Eve Beuvens
Lysis
Igloo Records
Après avoir essayé à peu près toutes les formules, la pianiste et compositrice Eve Beuvens revient à la base, le trio : « Trois est un bon chiffre pour la musique, dit-elle, mais je n’avais pas envie d’une batterie. Comme je voulais un son spectral très large, j’ai opté pour l’électronique ». Pas avec elle aux manettes, non, mais grâce à la participation de ses deux acolytes, la chanteuse Lynn Cassiers et le contrebassiste Lennart Heyndels qui sont, tous deux, des “forts” en électro.

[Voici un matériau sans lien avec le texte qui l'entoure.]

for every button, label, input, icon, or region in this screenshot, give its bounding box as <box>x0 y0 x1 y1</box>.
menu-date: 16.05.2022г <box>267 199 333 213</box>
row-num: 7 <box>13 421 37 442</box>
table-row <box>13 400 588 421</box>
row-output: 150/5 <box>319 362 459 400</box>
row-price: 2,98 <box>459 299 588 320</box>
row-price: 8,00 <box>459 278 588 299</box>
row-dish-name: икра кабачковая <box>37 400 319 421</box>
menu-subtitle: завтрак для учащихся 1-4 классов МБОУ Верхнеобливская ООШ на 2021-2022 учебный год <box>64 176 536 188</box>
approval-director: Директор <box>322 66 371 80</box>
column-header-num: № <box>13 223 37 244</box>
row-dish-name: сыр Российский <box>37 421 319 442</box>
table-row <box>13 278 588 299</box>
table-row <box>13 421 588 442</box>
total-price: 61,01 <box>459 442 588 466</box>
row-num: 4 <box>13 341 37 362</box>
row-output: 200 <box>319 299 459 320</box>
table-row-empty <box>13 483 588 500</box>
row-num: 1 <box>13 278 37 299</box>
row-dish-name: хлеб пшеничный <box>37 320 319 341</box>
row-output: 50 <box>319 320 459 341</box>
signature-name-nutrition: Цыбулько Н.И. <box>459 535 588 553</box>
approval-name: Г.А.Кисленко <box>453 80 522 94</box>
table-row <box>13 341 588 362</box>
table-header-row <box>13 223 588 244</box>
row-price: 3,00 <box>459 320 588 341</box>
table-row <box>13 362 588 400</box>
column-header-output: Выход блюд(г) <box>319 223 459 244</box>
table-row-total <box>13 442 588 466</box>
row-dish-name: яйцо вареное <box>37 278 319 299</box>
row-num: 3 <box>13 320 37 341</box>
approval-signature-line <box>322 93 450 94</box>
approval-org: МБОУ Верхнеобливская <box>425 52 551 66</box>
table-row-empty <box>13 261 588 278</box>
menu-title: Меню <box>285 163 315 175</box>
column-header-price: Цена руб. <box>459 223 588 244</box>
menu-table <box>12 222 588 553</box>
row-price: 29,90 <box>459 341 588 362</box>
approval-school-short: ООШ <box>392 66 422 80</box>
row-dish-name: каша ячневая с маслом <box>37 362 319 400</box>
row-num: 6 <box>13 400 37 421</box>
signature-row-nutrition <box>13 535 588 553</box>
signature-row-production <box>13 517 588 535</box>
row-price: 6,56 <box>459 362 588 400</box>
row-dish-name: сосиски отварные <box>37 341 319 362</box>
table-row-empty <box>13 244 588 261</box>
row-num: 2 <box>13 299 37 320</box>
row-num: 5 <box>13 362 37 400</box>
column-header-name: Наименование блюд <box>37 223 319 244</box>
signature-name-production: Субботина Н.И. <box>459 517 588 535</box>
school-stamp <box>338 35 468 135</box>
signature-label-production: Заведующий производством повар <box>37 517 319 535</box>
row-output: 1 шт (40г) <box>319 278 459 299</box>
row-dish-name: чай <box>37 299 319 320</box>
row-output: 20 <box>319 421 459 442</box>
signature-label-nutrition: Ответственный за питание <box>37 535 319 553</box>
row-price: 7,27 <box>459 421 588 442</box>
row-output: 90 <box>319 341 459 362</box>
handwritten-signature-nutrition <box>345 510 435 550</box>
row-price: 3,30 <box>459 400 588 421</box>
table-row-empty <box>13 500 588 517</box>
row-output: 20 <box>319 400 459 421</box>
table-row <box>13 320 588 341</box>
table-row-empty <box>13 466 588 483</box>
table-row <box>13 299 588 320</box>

Par contre, la composition, c’est son rayon, et Eve Beuvens assume tout, y compris leur dissolution, leur lyse… « Il y a beaucoup d’improvisation libre dans cet album et mes compositions, auxquelles j’ai apporté énormément de soin, ne servent souvent que de prétexte. » Certains ont même complètement disparu, se sont dissoutes, diluées, ou ont changé de forme. D’où le nom du disque en grec ancien, Lysis, avec lequel la musicienne veut « illustrer une forme de processus de transformation » et auquel font échos des titres comme Electrolyzed, Ionized ou Fire and Ice. Ce dernier est particulièrement angoissant, comme toute transformation peut l’être, mais la native de Saint-Gérard, dans l’Entre-Sambre-et-Meuse, réfute toute allégeance à l’air du temps, ou alors « de manière inconsciente, avec une forme d’ironie ». Par contre, ce qui est bien intentionnel, c’est le recourt à des poètes anciens tels que Robert Frost, Emily Dickinson, Dorothy Parker ou Edna St. Vincent Millay dont les textes courts et incisifs sont valorisés par la voix de Lynn Cassiers. Eve Beuvens dit avoir fait le tour des librairies anglophones à Bruxelles, en quête, pour Lysis, du « contraste entre la poésie du siècle passé, voire antérieure, et l’usage de l’électronique ». Une démarche originale à l’effet saisissant.